Domani alle 14 circa la Life Support di Emergency approderà nel porto di Ancona, alla banchina 19, per lo sbarco dei 49 naufraghi soccorsi il 12 novembre nelle acque internazionali della zona Sar maltese, nel Mediterraneo Centrale.
«Dopo il soccorso le autorità italiane ci hanno assegnato per lo sbarco dei naufraghi il porto di Ancona, che dista cinque giorni di navigazione dalla zona dell’intervento – afferma Domenico Pugliese, comandante della Life Support di Emergency -. Le condizioni meteo non sono favorevoli, vento e mare causano disturbo alla navigazione e malessere alle persone soccorse. A maggior ragione lo staff di Emergency continua a prendersi cura dei 49 naufraghi a bordo che stanno presentando in particolar modo sintomi da mal di mare. È la quinta volta che ci viene assegnato un porto di sbarco nel nord del mare Adriatico, molto distante dal luogo dove è avvenuto il soccorso: questo ci obbliga a restare lontani dalla zona operativa nel Mediterraneo Centrale per più di una settimana. Le navi da ricerca e soccorso dovrebbero essere in grado di rimanere dove c’è bisogno di loro, invece che passare così tanto tempo per raggiungere porti distanti».

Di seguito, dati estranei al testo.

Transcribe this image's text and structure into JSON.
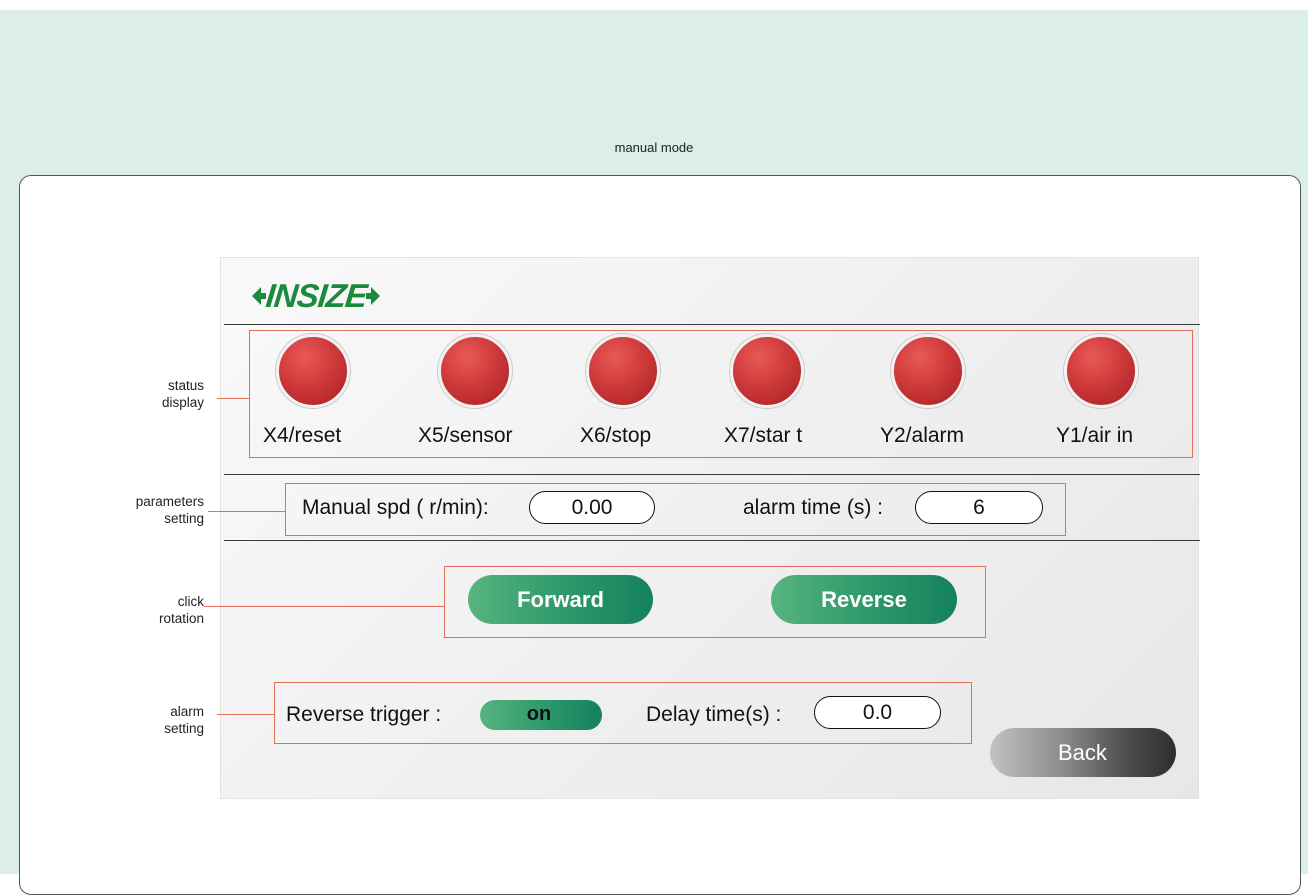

«Le persone soccorse nel pomeriggio di martedì 12 novembre viaggiavano a bordo di una piccola barca in vetroresina, sovraffollata, inadatta ad attraversare il Mediterraneo e senza le necessarie dotazioni di sicurezza, quali i salvagenti – spiega Emergency – Nei giorni subito antecedenti e successivi al soccorso, la Life Support ha notato un’intensa presenza della cosiddetta Guardia costiera libica nell’area operativa, e dal ponte di comando sono state avvistate diverse piccole imbarcazioni vuote. Questo induce a pensare che ci siano stati diversi respingimenti verso la Libia, paese che non può considerarsi sicuro a causa dei conflitti interni e delle numerose violazioni dei diritti umani documentate da tanti organi internazionali. In questo quadro già critico, preoccupano le notizie di emendamenti per sottrarre la competenza sulla convalida dei trattenimenti dei richiedenti asilo alle sezioni specializzate in immigrazione dei tribunali civili o per secretare gli appalti di forniture e servizi per mezzi e materiali ceduti a Paesi terzi per il controllo dei flussi, che in pratica significa non sapere più niente delle motovedette che cediamo a Libia o Tunisia».
«Da una prima valutazione effettuata subito dopo il salvataggio – spiega Elena Mari, dottoressa a bordo della Life Support – le persone presentavano disidratazione, mal di mare e lesioni cutanee. Durante le visite realizzate nei successivi giorni di navigazione è emerso che tre delle persone soccorse sono diabetiche. Ovviamente fino a quando non arriveremo ad Ancona continueremo a prenderci cura di tutti i naufraghi».
I 49 naufraghi, di cui 6 donne e minori non accompagnati, erano partiti da Al-Zawiya in Libia e provengono da Siria, Egitto e Bangladesh.
«Vengo da una città del sud della Siria, Idlib, un posto che è stato molto colpito dalla guerra negli ultimi anni – racconta un ragazzo di 32 anni-. Lavoravo come cameriere part-time e il resto del tempo raccoglievo plastica in giro per la città per portarla in uno stabilimento dove veniva riciclata. Questo mi permetteva di mettere un po’ di soldi da parte. Dopo anni di bombardamenti costanti, lo scorso anno sono riuscito a raccogliere il denaro per lasciare la città insieme alla mia famiglia, siamo andati in un paese poco lontano da Damasco. Da lì – prosegue – è iniziato il mio viaggio verso l’Europa passando per la Libia. Ho passato 5 mesi ad Al-Zawiya in piccoli appartamenti con altri siriani, anche 30 persone stipate in un solo appartamento, ci spostavano due o tre volte al mese e non potevamo uscire di casa. Durante questo tempo per due volte ho provato ad attraversare il Mediterraneo, ma i libici ci hanno ripresi e portati in una prigione e ci hanno detto che se non avessimo pagato migliaia dollari ci avrebbero aperto la pancia e ci avrebbero tolto degli organi da rivendere. Non era una minaccia a vuoto, lo fanno davvero. Per fortuna sono riuscito a pagare, ma questo fa capire che i libici vedono noi persone migranti solo come merce. E questa è stata la cosa che mi ha fatto più male, non la violenza fisica diretta, ma sentirmi dire che il mio corpo era una merce, che la mia vita valeva solo quanto avevo in tasca».